1954 Jaguar MK VII 3.4 Saloon
|Performance:||3442 cc, straight-six, 160 bhp|
|Tires:||Firestone Deluxe Champion 6.50-16|
|Other 1:||Body Number: L013231|
(SOLD) Elegant and luxurious, this Jaguar shows a patina that can only be had over time and careful preservation. Finished in a soft, medium gray hue, the paint and body have held up very well. While a restoration of the exterior might bring it to a higher standard, it is still attractive and acceptable. The interior compartment has been treated to new upholstery on the seats and door panels in a darker saddle material that is soft, comfortable and pleasing to the eye. The dash board and gauge set remain original to the car and the headliner also appears vintage. A full sliding moon roof is found above the driver’s area. An original Road Speed rim is found in the tidy and very original luggage compartment. The Dunlop spare tire is likely an original to the car as well. Owner’s manuals with prior owner information and maintenance books are also included with purchase of this grand automobile.
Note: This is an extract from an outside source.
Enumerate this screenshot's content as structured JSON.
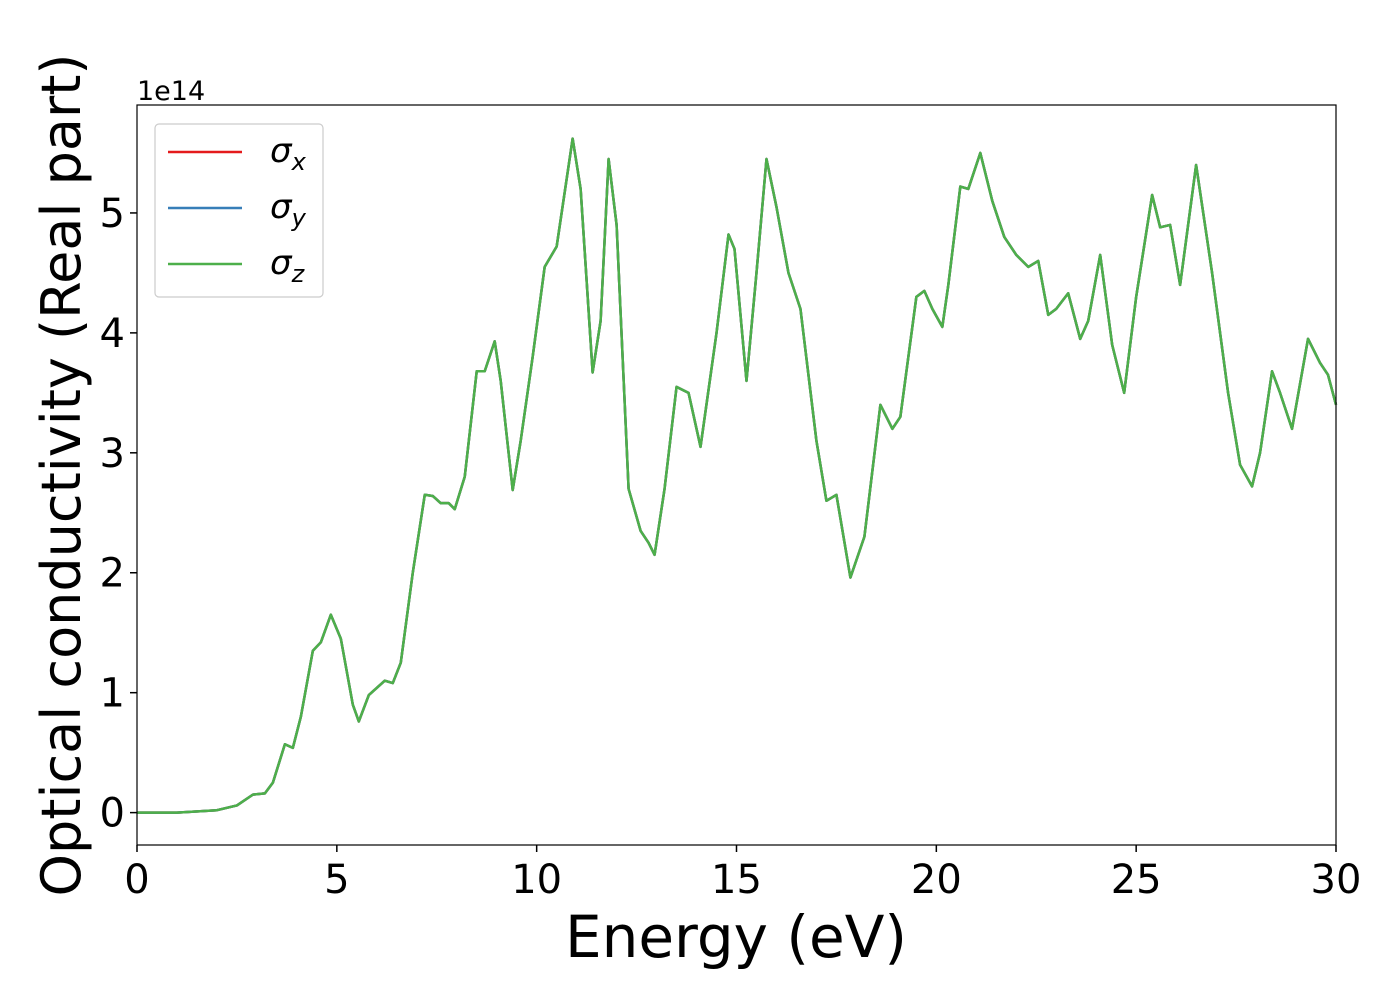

Jaguar’s Mark VII evolved from the interim Mark V, which had looked like the pre-war Mark IV, except with long flowing separate fenders. Bentley had already used the name Mark VI, so Jaguar skipped to the next Roman numeral. The body was now full-width, with slab sides and the suggestion of fender lines, but the Mark V roofline was retained and the grille also bore the same Jaguar signature. Inside, the burled walnut dash was crammed with gauges and the engine had been moved forward, which added three inches of leg space for the rear seat passengers. The new trunk also had a vertical spare wheel and was significantly larger. The Mark VII was able to cruise at 80 mph easily, especially with the optional overdrive gearbox, available in 1954. It sold well in the US, considering this was during the period of “export or die” for British industry. The Mark VII finalized 20,918 sales from 1950-54, and The Motor tested a Mark VII at a top speed of 101 mph and 0-60 mph in 13.7 seconds. Los Angeles dealer Peter Satori did even better, with 0-60 in 12.6 seconds and a top speed of 104 mph.